Pulling our resources together
Now that we have a database table, and we have our configuration file to access data from the table, we need to create a file that will pull that information together into one place. This way you can include only one file in each page that you need to acces this information from. We will create a file called common.inc.php that will include our configuration file as well as our authorization utilities file. This file will also check for the existence of an authorized user session and set a constant based on whether or not it exists.
File: common.inc.php
<?php
// Include the configuration file and Auth Utilites file
require_once('config.php');
require_once('authUtils.php');
// Start sessions
session_start();
// Check for authenticated session
if (isset($_SESSION['authenticated']) && $_SESSION['authenticated']['ip_address'] == $_SERVER['REMOTE_ADDR']) {
define('AUTH', true);
$auth = $_SESSION['authenticated'];
} else {
define('AUTH', false);
unset($_SESSION['authenticated']);
}
// function for restricting access to a page
function restrictAuth(){
if (!AUTH){
session_start();
$_SESSION['REQUESTED'] = $_SERVER['REQUEST_URI'];
header("location:login.php");
exit;
}
}
?>
First off we included our configuration and utilites files to make sure that they are available to all our scripts.

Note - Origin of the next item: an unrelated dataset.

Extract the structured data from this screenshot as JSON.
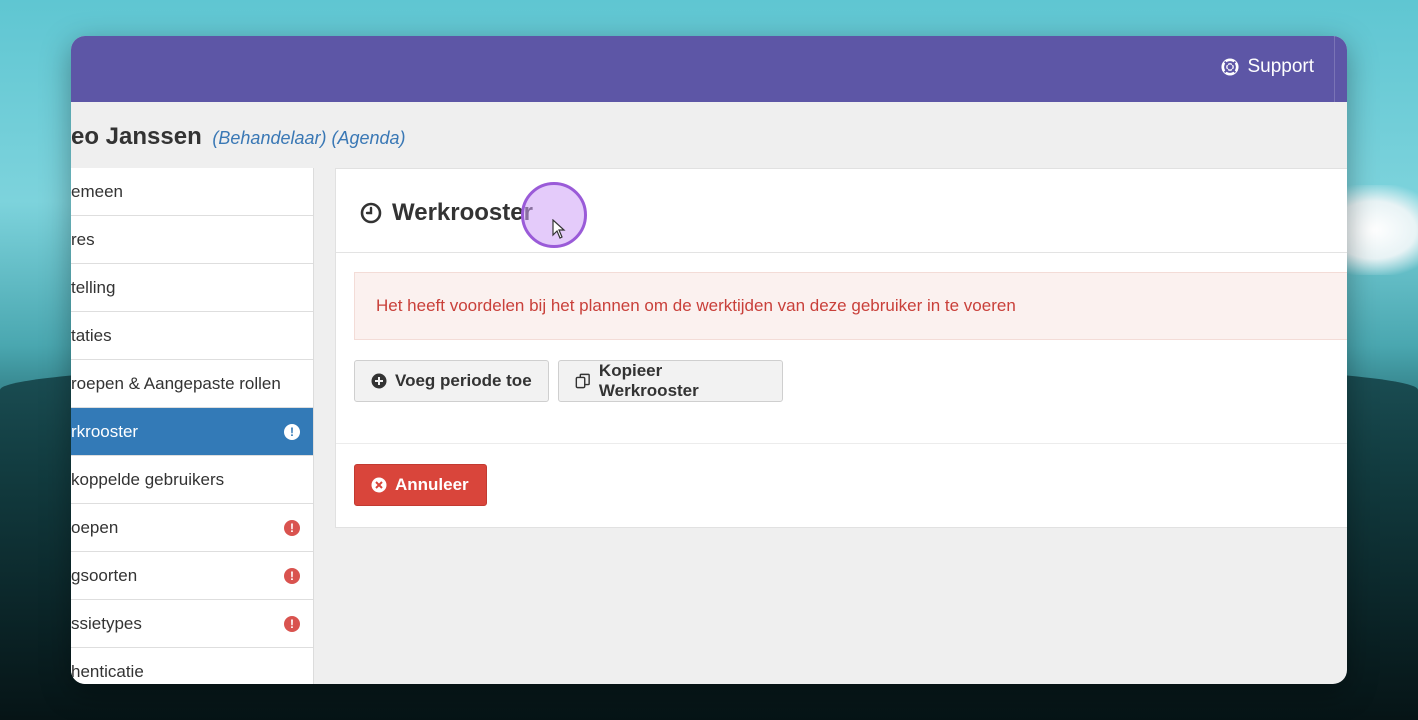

We then started sessions so that we can check and access session information from within our scripts. Then we check for an authenticated session and if found define a constant and supply the information in the session to a variable for later use. Finally we define a function that we can call from any page that includes this file that will restrict access and redirect to the login page, also storing the original requested page in a session so we can redirect there after successful login.